そしてそのこと以来、不二はぼんやりと気だるい空気に包まれたままだった。


 不二が通院する道のりに氷帝学園があった。前を通るたびに思い出すのは、昔馴染みの跡部景吾だ。先日久し振りに会った彼は、昔と変わらず意地っ張りでいい奴だった。スクールの帰りにはよく跡部と不二と裕太の3人で遊んだ。
 裕太…聖ルドルフで上手くやっているだろうか。知らないうちに彼も腕を上げた。不二の周りには、腕の立つ左利きが多いような気がする。例えば手塚に越前…。

 そこで思考は停止した。
今、青学のことを考えたくはなかった。なぜか不二は現在の青学に対し嫉妬のような感情を抱いていた。理由ははっきりしなかったが、もしかするとそれは青学の“誰か”“何か”に抱いた感情ではなく、青学テニス部そのものに抱いたものであるのかもしれない。それは1人のプレイヤーのようだ。
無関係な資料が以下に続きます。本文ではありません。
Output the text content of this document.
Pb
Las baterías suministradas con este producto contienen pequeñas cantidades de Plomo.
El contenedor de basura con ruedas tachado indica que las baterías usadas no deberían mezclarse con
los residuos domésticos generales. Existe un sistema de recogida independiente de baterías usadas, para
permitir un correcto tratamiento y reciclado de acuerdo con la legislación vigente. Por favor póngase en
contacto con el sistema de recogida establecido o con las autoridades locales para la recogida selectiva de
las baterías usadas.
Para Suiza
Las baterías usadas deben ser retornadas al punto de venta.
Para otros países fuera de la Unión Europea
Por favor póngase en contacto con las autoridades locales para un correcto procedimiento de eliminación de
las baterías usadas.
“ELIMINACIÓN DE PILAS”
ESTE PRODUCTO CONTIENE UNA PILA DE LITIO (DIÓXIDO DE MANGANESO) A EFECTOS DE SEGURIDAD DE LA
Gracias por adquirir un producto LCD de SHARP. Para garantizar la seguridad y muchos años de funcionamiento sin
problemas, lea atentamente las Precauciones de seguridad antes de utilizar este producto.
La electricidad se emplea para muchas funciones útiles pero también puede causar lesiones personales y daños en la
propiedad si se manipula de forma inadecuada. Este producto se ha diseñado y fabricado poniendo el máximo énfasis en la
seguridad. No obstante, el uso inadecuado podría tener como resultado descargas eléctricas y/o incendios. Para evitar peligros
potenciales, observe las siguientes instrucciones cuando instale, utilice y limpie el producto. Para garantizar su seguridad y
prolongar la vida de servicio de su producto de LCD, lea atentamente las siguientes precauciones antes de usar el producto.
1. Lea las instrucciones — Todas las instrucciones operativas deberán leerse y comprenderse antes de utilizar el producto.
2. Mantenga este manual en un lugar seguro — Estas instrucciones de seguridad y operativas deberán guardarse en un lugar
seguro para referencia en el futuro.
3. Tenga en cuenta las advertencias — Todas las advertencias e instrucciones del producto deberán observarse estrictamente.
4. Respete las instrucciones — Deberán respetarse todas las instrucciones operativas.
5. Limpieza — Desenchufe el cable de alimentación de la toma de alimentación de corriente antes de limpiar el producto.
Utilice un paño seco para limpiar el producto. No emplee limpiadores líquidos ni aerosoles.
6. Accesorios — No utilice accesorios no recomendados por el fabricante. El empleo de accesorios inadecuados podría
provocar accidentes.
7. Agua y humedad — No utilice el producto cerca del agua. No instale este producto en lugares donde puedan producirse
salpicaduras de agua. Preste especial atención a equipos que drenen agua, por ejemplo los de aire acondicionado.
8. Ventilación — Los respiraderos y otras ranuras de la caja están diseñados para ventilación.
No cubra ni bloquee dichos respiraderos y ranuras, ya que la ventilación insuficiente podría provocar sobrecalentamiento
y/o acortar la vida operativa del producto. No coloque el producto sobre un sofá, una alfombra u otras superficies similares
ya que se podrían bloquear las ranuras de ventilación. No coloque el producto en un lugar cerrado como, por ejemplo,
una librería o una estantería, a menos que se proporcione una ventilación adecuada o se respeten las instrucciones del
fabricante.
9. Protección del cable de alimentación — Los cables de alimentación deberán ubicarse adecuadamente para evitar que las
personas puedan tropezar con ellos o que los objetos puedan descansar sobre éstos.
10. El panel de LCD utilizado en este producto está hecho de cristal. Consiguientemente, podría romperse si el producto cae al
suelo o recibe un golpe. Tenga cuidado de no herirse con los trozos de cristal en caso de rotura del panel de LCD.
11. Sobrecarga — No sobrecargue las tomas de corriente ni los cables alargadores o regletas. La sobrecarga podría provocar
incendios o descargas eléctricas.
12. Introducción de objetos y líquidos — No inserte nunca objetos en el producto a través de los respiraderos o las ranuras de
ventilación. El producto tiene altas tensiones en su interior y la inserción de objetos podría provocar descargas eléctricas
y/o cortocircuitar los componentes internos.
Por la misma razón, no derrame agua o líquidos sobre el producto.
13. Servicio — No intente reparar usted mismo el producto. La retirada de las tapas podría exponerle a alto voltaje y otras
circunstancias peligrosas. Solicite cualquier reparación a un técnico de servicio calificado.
 ガラスを叩く雨の隙間から、氷帝学園の校舎が見えてきた。傘をさした数人の生徒。いくつかの窓から漏れる蛍光灯の光。広い敷地を通り過ぎたとき、不二の脳裏に浮かんだのは跡部ではなかった。

風や空気に身をまかせ、落ち、流れて行く。不快感を口にするもののいれば、心地よさに身を委ねるものもいる。忍足侑士は、雨のような男だった。